The number of significant decimal digits is a function of the number of bits in the mantissa and of that number alone. The same is true of any measurement made using any base number, in decimal base we call mantissa exponent notation scientific notation except the we use 0 as the leading digit because unlike for binary there is no unique non-zero digit. Thus the standard tells you how many significant decimal digits exists by fixing the number of mantissa bits that different formats have.

16 bit half-float : 11 mantissa bits -> 11*log(2) ~ 3 decimal significant digits
32 bit float: 24 mantissa bits -> 24*log(2) ~ 7 decimal significant digits
64 bit double: 53 mantissa bits -> 53*log(2) ~ 15 decimal significant digits
128 bit quad: 113 mantissa bits -> 113*log(2) ~ 34 decimal significant digits

those are for normal numbers. Denormals have one less bit of precision but after truncation the numbers remain the same. These are the number of significant decimal digits for all numbers in the format, but the story doesn't end there.
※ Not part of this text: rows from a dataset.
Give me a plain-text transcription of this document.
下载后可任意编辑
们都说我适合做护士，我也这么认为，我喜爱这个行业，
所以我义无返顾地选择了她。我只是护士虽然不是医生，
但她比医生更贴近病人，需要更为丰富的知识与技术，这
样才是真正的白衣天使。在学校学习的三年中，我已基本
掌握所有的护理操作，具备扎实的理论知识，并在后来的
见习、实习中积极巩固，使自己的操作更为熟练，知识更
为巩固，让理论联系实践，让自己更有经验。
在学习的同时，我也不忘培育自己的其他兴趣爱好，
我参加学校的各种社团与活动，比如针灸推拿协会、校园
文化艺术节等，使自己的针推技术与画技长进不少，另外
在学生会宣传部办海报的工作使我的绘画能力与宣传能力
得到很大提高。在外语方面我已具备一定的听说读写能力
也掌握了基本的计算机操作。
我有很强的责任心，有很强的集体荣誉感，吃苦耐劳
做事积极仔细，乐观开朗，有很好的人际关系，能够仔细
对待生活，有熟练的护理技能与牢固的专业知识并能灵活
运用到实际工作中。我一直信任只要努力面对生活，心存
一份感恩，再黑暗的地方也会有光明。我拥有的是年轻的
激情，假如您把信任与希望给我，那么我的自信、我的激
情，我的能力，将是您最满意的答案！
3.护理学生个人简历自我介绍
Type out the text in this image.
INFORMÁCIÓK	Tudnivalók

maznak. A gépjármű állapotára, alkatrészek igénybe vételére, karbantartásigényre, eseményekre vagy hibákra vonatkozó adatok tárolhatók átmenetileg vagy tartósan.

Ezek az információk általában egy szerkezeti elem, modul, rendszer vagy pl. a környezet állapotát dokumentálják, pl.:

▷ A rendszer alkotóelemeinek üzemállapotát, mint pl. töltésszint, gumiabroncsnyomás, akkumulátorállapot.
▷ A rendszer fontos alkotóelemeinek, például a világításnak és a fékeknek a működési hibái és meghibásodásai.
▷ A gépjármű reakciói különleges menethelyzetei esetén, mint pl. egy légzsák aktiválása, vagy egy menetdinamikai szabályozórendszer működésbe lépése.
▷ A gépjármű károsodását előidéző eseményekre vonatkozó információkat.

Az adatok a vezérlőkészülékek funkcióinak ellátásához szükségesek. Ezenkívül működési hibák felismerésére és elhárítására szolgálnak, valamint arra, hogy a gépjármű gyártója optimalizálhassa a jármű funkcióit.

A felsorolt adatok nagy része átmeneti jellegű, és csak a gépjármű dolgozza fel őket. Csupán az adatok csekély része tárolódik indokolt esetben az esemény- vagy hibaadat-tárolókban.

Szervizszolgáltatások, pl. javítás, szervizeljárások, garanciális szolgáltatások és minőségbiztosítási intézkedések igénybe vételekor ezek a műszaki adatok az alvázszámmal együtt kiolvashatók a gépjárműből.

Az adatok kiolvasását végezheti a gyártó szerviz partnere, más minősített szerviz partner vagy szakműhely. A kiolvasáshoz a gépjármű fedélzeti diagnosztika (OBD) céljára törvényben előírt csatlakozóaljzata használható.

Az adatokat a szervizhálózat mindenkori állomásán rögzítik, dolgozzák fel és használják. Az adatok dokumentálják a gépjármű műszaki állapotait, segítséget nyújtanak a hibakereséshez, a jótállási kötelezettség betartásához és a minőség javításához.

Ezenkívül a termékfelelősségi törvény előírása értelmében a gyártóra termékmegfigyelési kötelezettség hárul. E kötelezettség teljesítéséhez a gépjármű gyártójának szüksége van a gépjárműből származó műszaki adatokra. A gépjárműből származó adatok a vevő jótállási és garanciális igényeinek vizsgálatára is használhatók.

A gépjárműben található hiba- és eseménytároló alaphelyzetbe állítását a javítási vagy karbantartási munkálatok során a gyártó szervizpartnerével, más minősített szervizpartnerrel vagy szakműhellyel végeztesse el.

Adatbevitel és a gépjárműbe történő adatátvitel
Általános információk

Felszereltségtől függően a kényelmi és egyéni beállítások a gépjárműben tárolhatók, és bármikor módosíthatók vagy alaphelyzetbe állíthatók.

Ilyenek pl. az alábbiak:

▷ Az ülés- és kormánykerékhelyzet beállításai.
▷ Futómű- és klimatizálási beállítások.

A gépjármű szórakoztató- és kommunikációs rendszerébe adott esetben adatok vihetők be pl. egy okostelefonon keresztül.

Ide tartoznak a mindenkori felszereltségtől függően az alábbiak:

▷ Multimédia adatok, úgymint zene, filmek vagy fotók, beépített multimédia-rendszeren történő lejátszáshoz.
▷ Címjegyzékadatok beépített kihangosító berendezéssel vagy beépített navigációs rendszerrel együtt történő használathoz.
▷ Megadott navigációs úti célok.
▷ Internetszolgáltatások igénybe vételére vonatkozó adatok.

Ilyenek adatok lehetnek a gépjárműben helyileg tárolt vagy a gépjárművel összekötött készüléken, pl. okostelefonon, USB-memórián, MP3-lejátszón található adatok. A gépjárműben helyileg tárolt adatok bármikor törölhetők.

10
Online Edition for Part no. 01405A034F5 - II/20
Due to properties of numbers in the real line it is not possible to express all rationals using finite number of symbols for any floating point representation using a fixed radix (aka base) in an exact manner. Also one must consider the fact that IEEE 745 numbers exist as points on the real line. That means that entire intervals of real numbers have the same 745 representation. As long as the number of digits satisfies the condition any number that belongs to the appropriate interval is a valid answer. Most implementations of IEEE 745 try to find the shortest decimal representation that exists in the interval so for example is you are looking at the IEEE 745 double number obtained by turning the LSB to one then 1.401298e-34 is acceptable, but 1e-34 is preferred.

I can't comment on eslint message without further information. If one assumes that it is using double precision IEEE format then one expects 15 significant digits to be correct so having to specify 17 does seem like something else is going on. Maybe a bug or maybe something about the way numbers are manipulated by the software requires extra digits. To be sure one would have to look at the source code of the part that generates the error for clues about what the error means and how the error is detected to begin with.

I never meant to imply that your version is incorrect, but the first time I read all the posts here I was convinced that this tool was giving incorrect answers. As I am trying to implement something like it in c++ is reread the posts several times and noticed that my first assessment was incorrect. Javascript like python have a unique take on IEEE that makes it very easy to find the shortest decimal representations but in 'normal' compiled languages this is not an easy thing to do. My post was mainly to ensure that my mistake is not repeated, and in doing so I indicated that this tool gives answers that are more in tune with existing tools and libraries like dragon4, etc than the version you created that gives answers with arbitrarily large number of digits but I didn't mean to imply that the answers were incorrect and if I did I apologize.